Defense: ‘This case is good for the justice system’
Eric Creizman, Pugh’s lawyer, said that while he understood the jury’s verdict, he is disappointed at the outcome and believes that there was reasonable doubt.
“Our client maintained his innocence since day one, so we went to trial and put up the best fight we possibly could,” Creizman said. “It was a well tried case, an interesting case, because the whole thing was what they could glean from his state of mind from things he did, on the Internet and on the computer.”
He is due back in court September 16 for sentencing by Judge Nicholas G. Garaufis. He faces a maximum sentence of 35 years in prison.
“I think this case is good for the justice system,” Creizman added. “It’s good for the world to see that in this country, you get a trial by jury.”
“In the Islamic State, people accused of crimes don’t get such fair treatment.”
Crossing the Middle East
Pugh, a convert to Islam, served in the Air Force from 1986 to 1990, according to the Justice Department.
Prosecutors presented evidence at the trial that Pugh traveled from Egypt to Turkey in an attempt to cross into Syria to join ISIS for jihad, the news release says.
One piece of evidence was a letter Pugh wrote just before leaving for Turkey.
“I am a Mujahid. I am a sword against the oppressor and a shield for the oppressed. I will use the talents and skills given to me by Allah to establish and defend the Islamic State. There is only 2 possible outcomes for me. Victory or Martyr,” Pugh wrote in a note, prosecutors say.
In Turkey, authorities were suspicious that he was heading to Syria, denied him entry, and sent him on a return flight to Egypt, U.S. officials say.

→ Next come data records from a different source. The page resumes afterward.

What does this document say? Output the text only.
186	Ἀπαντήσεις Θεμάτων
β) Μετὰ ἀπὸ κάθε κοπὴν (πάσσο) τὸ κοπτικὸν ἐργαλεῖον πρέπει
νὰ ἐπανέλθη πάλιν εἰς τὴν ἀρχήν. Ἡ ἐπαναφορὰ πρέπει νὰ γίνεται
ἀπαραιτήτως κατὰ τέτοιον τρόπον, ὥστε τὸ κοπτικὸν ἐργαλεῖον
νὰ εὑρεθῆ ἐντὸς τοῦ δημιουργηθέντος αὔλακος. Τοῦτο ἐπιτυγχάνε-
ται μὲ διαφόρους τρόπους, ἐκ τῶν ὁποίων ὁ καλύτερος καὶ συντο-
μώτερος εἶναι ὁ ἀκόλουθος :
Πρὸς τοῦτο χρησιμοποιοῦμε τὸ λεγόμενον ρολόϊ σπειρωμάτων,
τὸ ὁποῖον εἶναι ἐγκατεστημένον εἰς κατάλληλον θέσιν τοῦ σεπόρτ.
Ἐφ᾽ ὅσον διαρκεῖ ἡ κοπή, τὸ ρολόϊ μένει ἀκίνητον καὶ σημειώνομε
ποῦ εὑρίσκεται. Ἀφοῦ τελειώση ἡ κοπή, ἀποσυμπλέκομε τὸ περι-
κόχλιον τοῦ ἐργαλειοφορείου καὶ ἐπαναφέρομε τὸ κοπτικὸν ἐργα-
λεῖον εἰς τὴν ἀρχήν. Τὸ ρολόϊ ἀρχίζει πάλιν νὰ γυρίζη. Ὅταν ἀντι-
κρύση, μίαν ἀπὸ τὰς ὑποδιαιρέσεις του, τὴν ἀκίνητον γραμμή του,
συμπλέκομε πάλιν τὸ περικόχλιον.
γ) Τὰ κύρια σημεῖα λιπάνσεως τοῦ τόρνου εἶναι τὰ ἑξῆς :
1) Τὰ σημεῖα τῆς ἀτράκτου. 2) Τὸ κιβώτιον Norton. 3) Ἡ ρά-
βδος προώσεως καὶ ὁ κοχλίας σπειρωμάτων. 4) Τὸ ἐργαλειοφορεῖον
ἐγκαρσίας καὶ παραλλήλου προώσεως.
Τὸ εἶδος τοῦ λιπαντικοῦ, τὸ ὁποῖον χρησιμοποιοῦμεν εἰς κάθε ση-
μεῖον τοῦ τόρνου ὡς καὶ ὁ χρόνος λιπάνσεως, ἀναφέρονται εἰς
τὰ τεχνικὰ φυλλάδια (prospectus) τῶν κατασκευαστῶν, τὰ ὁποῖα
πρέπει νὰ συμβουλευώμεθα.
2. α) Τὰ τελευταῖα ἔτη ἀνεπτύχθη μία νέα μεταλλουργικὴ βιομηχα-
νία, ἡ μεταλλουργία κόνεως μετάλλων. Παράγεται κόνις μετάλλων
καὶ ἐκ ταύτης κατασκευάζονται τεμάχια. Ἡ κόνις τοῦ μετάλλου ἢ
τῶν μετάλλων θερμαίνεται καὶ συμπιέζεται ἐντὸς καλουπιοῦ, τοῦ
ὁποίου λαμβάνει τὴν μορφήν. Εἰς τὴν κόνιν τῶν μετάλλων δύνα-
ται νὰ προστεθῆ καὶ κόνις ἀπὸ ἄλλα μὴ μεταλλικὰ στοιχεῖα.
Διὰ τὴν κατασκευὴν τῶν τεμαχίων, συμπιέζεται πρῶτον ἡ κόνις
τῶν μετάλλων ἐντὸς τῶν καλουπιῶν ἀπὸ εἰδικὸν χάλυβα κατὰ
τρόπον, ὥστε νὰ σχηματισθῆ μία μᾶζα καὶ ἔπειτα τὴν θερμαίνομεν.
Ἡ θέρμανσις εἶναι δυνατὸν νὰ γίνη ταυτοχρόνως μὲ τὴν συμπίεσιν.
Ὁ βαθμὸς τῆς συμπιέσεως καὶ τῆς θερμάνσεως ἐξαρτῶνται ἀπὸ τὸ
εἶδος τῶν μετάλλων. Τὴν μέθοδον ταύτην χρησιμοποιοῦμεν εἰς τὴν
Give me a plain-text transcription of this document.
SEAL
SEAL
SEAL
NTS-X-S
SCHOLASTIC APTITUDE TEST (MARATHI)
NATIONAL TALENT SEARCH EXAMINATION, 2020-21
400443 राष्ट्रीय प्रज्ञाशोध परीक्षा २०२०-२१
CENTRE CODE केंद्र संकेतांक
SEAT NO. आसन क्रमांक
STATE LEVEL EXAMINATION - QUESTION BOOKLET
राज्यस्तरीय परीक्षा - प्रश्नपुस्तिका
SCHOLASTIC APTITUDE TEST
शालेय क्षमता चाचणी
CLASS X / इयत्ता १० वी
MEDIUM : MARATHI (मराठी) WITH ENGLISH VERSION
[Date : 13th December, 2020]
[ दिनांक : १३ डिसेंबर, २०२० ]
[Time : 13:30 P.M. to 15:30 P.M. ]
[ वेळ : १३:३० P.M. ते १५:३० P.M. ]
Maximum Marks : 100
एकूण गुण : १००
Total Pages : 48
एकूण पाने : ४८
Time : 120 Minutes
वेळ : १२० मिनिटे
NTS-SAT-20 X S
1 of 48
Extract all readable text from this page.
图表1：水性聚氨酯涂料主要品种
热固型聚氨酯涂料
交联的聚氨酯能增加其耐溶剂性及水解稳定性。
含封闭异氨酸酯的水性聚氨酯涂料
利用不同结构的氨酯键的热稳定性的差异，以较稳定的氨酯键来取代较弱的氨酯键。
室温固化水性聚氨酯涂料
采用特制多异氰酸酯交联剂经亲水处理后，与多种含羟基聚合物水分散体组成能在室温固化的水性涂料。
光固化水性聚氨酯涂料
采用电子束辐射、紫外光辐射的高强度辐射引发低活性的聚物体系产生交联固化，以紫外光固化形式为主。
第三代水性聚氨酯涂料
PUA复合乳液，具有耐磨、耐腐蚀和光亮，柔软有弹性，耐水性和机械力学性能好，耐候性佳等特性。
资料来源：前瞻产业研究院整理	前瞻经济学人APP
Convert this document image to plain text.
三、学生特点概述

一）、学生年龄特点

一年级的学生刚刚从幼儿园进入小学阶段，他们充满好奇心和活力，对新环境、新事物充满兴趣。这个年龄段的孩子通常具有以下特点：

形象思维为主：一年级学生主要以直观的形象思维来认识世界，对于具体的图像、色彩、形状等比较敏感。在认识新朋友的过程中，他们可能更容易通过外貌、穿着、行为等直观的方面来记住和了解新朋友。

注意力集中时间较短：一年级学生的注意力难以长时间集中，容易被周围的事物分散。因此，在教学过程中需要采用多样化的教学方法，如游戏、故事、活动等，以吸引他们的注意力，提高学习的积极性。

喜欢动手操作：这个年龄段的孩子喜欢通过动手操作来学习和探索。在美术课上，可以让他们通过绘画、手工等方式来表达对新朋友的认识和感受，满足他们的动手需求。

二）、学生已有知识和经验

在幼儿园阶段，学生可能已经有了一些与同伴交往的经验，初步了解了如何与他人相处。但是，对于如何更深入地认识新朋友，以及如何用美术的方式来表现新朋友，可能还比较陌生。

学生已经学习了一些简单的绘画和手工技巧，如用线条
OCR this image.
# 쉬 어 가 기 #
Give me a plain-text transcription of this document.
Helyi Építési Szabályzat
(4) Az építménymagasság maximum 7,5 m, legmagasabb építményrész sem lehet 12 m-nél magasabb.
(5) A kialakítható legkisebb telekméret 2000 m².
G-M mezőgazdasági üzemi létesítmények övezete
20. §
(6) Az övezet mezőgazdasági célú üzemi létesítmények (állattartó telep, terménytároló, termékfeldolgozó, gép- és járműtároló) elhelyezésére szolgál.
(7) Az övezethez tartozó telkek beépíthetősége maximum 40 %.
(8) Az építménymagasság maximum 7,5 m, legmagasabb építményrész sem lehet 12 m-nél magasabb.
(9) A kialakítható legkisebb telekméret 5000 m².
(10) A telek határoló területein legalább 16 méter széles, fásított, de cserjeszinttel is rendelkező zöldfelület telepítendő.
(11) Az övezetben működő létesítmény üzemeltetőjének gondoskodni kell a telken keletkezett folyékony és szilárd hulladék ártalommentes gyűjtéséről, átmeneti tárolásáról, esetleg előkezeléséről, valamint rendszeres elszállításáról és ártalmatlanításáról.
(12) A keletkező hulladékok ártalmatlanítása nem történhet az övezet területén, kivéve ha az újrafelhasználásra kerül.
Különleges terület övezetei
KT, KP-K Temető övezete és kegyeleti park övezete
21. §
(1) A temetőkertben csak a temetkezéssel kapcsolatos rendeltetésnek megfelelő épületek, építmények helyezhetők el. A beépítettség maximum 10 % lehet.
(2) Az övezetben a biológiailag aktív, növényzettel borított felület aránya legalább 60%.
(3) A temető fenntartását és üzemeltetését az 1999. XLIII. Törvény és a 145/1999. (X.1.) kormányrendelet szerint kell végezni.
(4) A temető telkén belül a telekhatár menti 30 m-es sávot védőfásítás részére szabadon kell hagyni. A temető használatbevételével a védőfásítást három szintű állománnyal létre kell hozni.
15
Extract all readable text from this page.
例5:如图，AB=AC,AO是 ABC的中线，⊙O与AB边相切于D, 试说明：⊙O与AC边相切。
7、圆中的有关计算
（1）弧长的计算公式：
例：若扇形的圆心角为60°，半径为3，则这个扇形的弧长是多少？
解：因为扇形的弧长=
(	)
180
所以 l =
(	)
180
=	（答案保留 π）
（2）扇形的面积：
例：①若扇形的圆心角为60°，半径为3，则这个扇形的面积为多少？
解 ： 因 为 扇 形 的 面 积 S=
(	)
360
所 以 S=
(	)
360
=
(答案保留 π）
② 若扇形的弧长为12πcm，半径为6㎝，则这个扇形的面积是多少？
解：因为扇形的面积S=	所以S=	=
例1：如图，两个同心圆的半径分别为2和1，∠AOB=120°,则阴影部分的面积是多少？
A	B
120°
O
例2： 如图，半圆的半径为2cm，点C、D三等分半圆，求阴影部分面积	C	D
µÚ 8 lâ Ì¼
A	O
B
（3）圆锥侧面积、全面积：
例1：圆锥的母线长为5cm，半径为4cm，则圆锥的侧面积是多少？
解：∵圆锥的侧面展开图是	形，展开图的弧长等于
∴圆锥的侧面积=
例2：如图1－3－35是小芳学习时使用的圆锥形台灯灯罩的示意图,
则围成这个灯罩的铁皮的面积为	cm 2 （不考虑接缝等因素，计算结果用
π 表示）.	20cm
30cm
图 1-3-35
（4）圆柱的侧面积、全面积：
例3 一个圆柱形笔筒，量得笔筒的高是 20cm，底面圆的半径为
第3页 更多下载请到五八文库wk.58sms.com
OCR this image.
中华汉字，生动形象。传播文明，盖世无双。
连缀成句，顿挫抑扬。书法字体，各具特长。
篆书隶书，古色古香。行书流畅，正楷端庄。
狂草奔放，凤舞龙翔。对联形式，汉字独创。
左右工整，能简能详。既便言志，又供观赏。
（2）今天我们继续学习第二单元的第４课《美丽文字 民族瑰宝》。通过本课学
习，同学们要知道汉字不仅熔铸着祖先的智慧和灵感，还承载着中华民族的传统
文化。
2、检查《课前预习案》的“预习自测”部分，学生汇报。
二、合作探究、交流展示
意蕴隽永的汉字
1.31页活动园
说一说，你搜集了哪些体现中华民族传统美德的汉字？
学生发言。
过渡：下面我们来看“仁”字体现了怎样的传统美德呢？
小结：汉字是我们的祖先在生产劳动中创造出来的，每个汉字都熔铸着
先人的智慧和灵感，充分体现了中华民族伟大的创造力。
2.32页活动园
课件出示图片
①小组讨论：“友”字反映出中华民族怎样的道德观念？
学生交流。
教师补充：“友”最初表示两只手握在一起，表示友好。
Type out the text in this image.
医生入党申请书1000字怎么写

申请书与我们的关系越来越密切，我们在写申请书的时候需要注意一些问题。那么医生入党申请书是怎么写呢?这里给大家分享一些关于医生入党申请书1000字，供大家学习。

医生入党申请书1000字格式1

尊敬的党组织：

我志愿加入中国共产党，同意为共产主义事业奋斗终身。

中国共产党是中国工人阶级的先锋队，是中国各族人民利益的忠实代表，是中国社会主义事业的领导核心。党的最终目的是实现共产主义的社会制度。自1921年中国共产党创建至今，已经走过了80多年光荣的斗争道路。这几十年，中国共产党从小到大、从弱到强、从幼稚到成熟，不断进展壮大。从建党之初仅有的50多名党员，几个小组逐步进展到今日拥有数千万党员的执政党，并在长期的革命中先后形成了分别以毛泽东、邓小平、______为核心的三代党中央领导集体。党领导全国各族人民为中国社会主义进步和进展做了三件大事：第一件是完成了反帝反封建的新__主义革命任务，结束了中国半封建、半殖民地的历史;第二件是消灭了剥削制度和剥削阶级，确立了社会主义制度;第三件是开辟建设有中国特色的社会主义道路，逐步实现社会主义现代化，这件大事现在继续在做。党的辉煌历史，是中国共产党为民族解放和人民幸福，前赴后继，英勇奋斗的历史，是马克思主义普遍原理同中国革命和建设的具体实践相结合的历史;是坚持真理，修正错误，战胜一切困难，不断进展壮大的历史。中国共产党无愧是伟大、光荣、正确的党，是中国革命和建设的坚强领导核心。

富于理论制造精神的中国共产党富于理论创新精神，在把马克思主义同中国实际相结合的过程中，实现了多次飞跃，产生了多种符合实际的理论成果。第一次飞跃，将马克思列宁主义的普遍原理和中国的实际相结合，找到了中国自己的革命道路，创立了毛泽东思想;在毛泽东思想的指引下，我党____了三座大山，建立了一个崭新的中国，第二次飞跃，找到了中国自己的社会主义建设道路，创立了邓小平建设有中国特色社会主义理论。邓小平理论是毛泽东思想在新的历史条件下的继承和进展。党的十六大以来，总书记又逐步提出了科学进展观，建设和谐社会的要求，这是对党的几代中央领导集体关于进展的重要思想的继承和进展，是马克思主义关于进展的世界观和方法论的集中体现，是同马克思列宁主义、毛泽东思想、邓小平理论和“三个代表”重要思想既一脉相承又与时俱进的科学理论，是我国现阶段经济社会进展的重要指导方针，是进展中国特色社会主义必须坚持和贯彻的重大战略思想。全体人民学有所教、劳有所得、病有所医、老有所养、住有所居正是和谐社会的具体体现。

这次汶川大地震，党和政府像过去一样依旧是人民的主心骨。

While detained in Egypt, authorities found that he was carrying “four USB thumb drives that had been stripped of their plastic casings and an iPod that had been wiped clean of data,” the Justice Department said in a statement.
He was then deported to the United States, where the FBI Joint Terrorism Task Force got a warrant for his devices, the department said.
The FBI found the letter in which Pugh spoke of using his “talents and skills” to defend the Islamic State, as well as recent Internet searches for ISIS propaganda videos.
Pugh was trained in installing and maintaining aircraft engine, navigation and weapons systems, according to the Justice Department.
In 2001, while working for American Airlines, a co-worker of Pugh alerted the FBI that Pugh “sympathized with Osama bin Laden, felt that the 1998 bombings of U.S. embassies overseas was justified and expressed anti-American sentiment,” according to his criminal complaint.